Polacy przywiązali się do aut produkowanych przez niemieckie koncerny. Bo przecież Skoda, najpopularniejsza u nas marka, należy do Volkswagena. Ten sentyment widoczny w rankingach sprzedaży obejmuje zarówno samochody nowe, jak i używane. Auta włoskie i francuskie w obu tych segmentach mocno odstają od czołówki . Nic też nie wskazuje, by szybko miało się to zmienić.
Najchętniej kupujemy skodę, zwykle octavię. Według Instytutu Samar od stycznia do końca sierpnia Polacy kupili 10,3 tys. tych aut. I choć to o 4 proc. mniej niż przed rokiem, nie przeszkodziło to octavii zwiększyć udziału w rynku aut osobowych do prawie 5,8 proc.
Nieźle radzi sobie też mniejsza fabia: ponad 7 tys. sprzedanych egzemplarzy. – Ten samochód już całą dekadę jest liderem sprzedaży swojego segmentu (klasa aut małych – red.) – podkreśla Marcin Weksej ze Skoda Auto Polska.

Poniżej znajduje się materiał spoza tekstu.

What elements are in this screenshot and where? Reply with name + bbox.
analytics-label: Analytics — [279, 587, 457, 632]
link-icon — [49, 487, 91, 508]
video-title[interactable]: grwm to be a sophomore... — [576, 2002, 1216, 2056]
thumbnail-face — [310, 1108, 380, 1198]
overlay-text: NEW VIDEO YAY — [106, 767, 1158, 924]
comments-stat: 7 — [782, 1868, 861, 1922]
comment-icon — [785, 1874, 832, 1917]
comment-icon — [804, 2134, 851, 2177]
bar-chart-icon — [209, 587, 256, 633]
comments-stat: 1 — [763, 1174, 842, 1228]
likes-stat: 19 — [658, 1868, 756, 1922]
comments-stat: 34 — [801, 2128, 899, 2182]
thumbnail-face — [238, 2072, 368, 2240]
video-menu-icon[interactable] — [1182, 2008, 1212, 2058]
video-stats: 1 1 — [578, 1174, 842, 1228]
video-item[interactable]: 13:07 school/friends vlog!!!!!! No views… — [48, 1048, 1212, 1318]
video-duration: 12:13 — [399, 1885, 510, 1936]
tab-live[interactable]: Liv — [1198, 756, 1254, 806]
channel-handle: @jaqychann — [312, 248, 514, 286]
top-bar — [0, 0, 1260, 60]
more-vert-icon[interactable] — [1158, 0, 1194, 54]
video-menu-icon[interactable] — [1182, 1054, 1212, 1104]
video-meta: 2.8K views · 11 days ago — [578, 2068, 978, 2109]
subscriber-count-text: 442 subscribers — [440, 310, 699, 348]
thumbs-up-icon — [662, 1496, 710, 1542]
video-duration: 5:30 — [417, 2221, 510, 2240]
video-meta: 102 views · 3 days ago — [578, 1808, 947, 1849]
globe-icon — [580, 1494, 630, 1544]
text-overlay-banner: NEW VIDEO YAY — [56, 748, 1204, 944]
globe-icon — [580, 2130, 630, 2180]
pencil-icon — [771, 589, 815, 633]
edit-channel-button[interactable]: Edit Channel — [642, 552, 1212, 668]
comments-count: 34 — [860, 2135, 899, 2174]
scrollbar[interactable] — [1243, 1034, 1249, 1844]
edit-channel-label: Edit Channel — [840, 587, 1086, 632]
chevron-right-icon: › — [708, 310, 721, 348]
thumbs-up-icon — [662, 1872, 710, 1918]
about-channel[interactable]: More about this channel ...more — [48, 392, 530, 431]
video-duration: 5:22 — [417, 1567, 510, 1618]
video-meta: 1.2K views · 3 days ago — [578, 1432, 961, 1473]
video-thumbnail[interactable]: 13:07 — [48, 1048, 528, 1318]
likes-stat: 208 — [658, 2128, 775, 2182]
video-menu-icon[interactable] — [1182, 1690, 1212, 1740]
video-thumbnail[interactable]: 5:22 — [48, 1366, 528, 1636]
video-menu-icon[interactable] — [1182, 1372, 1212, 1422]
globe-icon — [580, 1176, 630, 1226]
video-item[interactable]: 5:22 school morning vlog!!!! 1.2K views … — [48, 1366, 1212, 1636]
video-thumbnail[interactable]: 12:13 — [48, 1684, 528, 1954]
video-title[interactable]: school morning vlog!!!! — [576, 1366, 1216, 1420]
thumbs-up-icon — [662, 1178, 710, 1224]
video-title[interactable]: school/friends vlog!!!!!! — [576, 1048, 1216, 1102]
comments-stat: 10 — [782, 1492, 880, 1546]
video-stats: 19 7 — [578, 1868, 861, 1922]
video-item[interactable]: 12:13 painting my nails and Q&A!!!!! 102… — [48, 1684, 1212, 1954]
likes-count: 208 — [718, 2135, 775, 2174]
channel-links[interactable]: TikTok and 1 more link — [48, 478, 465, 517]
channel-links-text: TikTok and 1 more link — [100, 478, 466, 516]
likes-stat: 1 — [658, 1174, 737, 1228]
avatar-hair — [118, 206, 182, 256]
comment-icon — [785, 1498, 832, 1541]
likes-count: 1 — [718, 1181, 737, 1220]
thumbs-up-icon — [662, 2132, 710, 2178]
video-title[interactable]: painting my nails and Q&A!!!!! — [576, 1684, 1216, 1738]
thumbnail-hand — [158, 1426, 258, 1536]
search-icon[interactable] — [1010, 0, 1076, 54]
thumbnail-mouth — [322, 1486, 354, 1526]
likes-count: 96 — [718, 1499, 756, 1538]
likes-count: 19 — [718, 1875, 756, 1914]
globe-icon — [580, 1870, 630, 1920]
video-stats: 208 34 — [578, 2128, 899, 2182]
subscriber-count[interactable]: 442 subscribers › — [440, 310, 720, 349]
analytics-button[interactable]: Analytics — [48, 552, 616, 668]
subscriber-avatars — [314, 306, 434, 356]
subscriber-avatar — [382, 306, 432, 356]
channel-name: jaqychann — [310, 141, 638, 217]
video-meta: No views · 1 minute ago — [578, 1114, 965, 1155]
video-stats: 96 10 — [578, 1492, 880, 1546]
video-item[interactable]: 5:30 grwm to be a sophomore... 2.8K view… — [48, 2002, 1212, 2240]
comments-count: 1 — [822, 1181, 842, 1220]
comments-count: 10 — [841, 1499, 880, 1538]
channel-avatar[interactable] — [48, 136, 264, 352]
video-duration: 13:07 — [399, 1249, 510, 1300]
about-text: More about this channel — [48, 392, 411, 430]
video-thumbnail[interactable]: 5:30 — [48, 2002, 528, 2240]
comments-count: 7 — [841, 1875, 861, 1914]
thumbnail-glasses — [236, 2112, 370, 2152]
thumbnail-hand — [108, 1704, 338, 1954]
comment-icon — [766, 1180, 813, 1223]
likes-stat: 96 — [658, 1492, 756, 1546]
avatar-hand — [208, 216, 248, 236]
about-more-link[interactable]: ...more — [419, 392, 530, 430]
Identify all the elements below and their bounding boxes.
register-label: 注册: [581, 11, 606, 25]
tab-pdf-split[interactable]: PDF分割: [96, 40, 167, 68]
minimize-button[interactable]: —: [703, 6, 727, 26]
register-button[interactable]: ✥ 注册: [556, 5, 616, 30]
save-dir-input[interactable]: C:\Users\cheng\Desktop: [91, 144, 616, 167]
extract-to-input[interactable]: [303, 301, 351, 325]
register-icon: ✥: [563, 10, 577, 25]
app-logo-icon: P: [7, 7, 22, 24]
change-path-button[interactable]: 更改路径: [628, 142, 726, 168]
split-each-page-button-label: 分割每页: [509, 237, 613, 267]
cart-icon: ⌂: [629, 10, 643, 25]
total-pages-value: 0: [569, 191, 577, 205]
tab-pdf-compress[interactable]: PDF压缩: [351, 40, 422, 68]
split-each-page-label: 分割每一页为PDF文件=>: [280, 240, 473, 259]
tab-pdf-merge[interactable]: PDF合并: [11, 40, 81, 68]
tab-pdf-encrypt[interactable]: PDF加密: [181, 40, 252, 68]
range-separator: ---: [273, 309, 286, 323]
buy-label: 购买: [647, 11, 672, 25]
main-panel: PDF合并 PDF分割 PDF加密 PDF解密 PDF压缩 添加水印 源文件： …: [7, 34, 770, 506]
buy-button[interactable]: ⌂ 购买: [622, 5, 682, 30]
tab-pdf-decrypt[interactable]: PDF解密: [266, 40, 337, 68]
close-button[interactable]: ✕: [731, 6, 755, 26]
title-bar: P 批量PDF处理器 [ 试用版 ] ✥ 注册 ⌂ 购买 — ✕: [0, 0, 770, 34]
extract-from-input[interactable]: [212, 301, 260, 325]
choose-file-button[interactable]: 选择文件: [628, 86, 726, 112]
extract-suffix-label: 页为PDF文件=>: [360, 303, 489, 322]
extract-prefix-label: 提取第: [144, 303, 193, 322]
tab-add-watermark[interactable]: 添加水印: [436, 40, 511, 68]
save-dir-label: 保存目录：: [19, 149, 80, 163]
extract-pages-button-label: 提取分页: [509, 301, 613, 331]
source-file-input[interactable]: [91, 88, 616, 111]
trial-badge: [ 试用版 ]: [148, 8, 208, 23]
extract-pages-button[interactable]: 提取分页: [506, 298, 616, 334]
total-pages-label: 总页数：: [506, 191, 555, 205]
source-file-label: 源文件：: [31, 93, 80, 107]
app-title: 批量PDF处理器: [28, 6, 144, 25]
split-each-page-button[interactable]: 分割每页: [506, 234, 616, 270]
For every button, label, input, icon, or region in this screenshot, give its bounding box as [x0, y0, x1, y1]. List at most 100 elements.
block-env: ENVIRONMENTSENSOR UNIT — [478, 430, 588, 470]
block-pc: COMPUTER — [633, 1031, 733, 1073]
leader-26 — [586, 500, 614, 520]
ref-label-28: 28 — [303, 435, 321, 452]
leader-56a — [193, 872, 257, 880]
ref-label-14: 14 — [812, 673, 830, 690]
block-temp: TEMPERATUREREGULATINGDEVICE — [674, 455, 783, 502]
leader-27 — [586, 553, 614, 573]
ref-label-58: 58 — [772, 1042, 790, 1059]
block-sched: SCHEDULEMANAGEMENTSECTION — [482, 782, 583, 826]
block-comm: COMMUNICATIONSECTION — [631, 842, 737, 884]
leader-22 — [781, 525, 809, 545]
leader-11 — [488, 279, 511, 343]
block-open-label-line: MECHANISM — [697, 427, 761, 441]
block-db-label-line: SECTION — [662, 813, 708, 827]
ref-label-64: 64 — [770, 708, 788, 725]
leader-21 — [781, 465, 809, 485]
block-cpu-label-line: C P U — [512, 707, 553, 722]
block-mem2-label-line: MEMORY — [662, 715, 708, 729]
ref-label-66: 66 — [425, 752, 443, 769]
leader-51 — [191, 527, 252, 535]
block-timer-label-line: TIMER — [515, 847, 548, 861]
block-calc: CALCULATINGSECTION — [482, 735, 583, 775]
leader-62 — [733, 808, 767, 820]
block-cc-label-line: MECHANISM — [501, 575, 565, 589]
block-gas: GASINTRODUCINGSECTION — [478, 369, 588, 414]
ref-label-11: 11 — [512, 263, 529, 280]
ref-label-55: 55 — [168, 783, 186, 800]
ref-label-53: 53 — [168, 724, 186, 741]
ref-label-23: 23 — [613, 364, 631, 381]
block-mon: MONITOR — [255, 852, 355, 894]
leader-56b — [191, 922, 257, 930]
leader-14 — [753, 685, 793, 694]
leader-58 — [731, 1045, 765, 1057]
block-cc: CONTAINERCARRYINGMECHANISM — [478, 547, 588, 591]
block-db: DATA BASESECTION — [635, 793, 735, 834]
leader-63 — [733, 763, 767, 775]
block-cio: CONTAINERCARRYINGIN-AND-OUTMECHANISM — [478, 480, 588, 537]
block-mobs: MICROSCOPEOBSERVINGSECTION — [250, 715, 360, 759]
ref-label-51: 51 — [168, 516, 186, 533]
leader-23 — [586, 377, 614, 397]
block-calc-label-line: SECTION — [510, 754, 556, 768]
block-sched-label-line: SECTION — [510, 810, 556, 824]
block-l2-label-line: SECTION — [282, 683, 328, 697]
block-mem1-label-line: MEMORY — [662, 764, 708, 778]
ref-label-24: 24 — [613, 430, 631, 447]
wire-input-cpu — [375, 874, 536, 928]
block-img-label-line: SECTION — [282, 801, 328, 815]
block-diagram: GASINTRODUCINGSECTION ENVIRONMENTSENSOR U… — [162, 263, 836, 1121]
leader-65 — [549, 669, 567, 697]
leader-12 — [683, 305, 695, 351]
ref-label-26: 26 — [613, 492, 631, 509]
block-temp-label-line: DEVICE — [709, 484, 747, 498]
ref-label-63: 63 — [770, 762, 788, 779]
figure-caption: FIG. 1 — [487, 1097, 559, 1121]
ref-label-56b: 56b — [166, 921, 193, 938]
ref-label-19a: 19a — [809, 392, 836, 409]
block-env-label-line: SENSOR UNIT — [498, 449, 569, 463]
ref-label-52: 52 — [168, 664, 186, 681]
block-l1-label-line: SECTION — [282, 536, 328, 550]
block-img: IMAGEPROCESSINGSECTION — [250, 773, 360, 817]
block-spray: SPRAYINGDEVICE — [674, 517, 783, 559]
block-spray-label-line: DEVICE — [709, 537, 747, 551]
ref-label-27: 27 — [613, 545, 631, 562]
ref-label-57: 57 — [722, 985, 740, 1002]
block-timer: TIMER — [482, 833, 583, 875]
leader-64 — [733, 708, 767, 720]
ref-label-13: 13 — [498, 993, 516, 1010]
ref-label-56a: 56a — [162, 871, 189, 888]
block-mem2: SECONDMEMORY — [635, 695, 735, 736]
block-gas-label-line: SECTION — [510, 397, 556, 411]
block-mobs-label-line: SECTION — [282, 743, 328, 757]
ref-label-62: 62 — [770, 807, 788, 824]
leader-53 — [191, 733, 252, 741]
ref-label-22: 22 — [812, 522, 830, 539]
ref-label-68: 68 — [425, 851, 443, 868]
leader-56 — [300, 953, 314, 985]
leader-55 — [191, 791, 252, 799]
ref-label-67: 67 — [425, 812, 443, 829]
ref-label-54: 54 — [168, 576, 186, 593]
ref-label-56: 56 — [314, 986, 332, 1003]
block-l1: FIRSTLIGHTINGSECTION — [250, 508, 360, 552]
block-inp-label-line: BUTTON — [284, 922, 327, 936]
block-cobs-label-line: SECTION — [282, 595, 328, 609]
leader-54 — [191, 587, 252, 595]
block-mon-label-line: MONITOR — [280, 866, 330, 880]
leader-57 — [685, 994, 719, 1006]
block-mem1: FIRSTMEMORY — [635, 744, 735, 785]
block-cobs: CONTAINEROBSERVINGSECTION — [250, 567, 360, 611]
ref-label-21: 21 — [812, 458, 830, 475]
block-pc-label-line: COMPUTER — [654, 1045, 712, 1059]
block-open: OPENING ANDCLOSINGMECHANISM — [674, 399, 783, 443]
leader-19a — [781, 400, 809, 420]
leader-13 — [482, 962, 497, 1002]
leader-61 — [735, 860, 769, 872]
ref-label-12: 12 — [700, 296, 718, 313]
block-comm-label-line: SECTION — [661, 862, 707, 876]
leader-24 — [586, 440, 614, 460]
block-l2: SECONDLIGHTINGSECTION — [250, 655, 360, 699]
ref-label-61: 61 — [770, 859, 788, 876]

Wiceliderem rynku jest opel astra. Produkowany w fabryce w Gliwicach samochód jest sprzedawany razem z poprzednią wersją znaną jako classic, choć ta ostatnia stanowi mniejszą część sprzedaży. W ciągu ośmiu miesięcy astry znalazły 7,6 tys. nabywców, zwiększając – mimo ogólnej bessy, zwłaszcza w tym segmencie – rynkowy udział z 3,8 do 4,2 proc.
Opel tłumaczy to powodzenie stylistycznymi i technicznymi zmianami, jakie przeszły jego auta. – Wprowadzenie do sprzedaży najpierw insigni, a potem nowej astry przyciągnęło nie tylko dotychczasowych posiadaczy opli, ale także tych, którzy wcześniej nie interesowali się naszą marką – mówi dyrektor PR w General Motors Poland Przemysław Byszewski.